There was an army practice bombing area right in the middle of the direct approach to the inlet. So, Hugh called ahead to make sure they were not firing and we could sail through the area. AS we passed through, we heard and felt artillery fire – which caused us to call again. They said they could see us and that we were in no danger.
The wind was honking 18-21 knots for the next 6 ½ hours. We had a reefed main sail, our jib up and the motor off! It was a challenging sail with following seas with 6 foot waves pushing us. The fastest we went at one point was 9 knots but our average speed was about 7 knots. Bob kept the wheel in the dark and muscled us on course. Because the winds were strong and the waves powerful, it took some strength to keep us from coming into the wind. We could have reduced the size of the main sail again (second reef) but Bob opted not too because the challenge was more with the force of the waves than the wind. The winds started to die down around 10:30 am - which is when the small craft advisory had been forecasted to end.

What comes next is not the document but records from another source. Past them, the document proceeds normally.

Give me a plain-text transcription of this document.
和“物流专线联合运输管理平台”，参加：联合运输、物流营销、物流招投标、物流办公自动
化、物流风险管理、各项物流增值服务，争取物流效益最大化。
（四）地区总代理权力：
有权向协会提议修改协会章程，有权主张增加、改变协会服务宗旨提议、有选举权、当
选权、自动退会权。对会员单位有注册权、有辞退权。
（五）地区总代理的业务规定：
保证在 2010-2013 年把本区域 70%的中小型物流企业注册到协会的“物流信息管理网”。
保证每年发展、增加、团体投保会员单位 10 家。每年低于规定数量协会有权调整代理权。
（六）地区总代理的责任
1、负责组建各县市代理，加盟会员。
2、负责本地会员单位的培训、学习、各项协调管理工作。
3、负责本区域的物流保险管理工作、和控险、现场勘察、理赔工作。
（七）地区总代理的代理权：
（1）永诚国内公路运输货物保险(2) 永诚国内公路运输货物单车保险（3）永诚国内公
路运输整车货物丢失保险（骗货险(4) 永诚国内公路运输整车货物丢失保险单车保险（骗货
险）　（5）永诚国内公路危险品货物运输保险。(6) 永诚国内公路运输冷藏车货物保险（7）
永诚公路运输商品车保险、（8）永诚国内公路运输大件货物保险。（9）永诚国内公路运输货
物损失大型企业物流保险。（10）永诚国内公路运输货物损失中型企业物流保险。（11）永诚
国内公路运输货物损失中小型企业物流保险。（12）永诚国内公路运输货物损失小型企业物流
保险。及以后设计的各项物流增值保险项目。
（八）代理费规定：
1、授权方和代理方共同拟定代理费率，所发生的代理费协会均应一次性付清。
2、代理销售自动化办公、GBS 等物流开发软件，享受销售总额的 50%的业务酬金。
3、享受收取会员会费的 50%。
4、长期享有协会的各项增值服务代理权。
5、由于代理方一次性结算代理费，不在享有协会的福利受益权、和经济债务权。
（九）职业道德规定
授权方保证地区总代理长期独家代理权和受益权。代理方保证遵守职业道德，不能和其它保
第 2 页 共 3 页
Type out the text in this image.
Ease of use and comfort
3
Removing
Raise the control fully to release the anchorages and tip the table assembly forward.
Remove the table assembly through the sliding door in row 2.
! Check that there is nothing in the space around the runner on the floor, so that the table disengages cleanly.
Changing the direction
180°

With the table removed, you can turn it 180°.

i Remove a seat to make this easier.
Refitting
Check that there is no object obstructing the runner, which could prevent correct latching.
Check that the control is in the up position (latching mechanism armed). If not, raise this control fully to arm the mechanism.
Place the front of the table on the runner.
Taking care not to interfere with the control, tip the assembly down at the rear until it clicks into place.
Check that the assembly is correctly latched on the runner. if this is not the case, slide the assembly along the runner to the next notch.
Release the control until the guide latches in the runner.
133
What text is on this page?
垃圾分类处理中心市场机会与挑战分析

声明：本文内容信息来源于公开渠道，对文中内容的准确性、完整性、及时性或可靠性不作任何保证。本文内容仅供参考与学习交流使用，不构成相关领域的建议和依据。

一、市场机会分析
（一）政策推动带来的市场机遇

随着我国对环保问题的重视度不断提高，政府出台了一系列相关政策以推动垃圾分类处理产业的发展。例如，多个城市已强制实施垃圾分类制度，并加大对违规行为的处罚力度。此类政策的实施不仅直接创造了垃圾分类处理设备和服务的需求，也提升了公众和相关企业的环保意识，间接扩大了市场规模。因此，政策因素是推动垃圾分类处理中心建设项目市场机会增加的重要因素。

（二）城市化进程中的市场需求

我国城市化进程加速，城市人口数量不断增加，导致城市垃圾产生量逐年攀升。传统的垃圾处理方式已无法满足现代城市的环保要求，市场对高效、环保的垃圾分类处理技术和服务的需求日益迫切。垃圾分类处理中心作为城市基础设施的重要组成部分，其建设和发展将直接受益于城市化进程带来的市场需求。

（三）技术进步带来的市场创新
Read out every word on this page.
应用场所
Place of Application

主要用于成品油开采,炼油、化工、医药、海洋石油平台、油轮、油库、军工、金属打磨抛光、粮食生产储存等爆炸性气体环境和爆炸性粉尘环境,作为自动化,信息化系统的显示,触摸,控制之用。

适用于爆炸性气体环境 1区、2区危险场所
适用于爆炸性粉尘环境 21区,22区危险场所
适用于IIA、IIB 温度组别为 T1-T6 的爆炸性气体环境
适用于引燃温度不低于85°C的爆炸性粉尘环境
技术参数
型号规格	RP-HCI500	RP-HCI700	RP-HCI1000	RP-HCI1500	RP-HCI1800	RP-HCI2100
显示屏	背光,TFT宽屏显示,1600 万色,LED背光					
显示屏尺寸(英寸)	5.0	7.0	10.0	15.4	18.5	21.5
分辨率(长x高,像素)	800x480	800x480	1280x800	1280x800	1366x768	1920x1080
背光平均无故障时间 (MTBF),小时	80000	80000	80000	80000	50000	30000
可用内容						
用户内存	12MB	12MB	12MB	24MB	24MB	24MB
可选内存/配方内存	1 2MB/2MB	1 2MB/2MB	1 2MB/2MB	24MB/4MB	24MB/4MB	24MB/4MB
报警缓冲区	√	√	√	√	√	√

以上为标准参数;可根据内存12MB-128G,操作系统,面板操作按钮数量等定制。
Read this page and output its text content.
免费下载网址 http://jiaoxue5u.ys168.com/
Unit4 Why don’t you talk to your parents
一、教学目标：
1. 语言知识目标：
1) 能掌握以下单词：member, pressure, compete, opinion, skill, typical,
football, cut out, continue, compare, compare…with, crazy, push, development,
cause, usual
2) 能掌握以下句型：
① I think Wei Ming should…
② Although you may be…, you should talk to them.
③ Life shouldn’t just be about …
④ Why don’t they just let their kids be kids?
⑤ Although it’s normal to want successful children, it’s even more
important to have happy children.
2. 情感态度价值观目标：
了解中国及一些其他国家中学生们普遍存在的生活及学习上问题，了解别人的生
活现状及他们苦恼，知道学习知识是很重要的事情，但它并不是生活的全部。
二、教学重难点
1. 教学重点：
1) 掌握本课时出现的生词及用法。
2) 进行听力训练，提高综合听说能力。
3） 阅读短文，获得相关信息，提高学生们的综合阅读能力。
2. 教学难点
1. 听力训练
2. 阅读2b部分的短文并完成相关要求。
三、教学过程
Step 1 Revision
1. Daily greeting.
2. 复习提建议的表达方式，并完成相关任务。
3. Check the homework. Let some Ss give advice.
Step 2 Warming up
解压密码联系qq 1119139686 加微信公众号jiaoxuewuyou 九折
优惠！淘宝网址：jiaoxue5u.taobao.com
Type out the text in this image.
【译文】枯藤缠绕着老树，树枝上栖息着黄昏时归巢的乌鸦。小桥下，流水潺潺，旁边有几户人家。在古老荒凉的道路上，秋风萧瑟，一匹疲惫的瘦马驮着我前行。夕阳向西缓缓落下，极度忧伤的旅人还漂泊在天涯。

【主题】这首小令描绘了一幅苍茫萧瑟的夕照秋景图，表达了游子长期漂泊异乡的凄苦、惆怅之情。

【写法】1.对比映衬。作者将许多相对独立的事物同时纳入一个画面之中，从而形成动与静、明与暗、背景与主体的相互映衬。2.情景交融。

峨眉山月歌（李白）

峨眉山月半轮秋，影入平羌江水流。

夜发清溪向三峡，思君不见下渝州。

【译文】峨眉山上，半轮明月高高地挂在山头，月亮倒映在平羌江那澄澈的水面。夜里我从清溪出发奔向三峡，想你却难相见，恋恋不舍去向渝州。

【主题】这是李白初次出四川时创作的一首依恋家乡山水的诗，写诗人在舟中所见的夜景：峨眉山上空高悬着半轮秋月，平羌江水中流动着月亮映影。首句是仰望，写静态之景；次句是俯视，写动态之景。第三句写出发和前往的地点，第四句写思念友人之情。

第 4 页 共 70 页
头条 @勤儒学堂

At about 3:00 PM we entered the Masonboro inlet and proceeded another 12 miles to Carolina Beach mooring field where we spent the night. There were about 8 balls in the mooring field and each ball was about 6 feet out of the water with a long pendant that was easy to pick up. I caught the line on the first try – much better than our last experience in Havre De Grace. We were surrounded by condos and docks of what appeared to be an upscale vacation home area. It was cold when we got here and we were dead tired from an 80 mile day. I made spaghetti and meat sauce which warmed up the cabin and our insides. We used the generator to warm up the cabin for the night and we were asleep by 10:00 pm.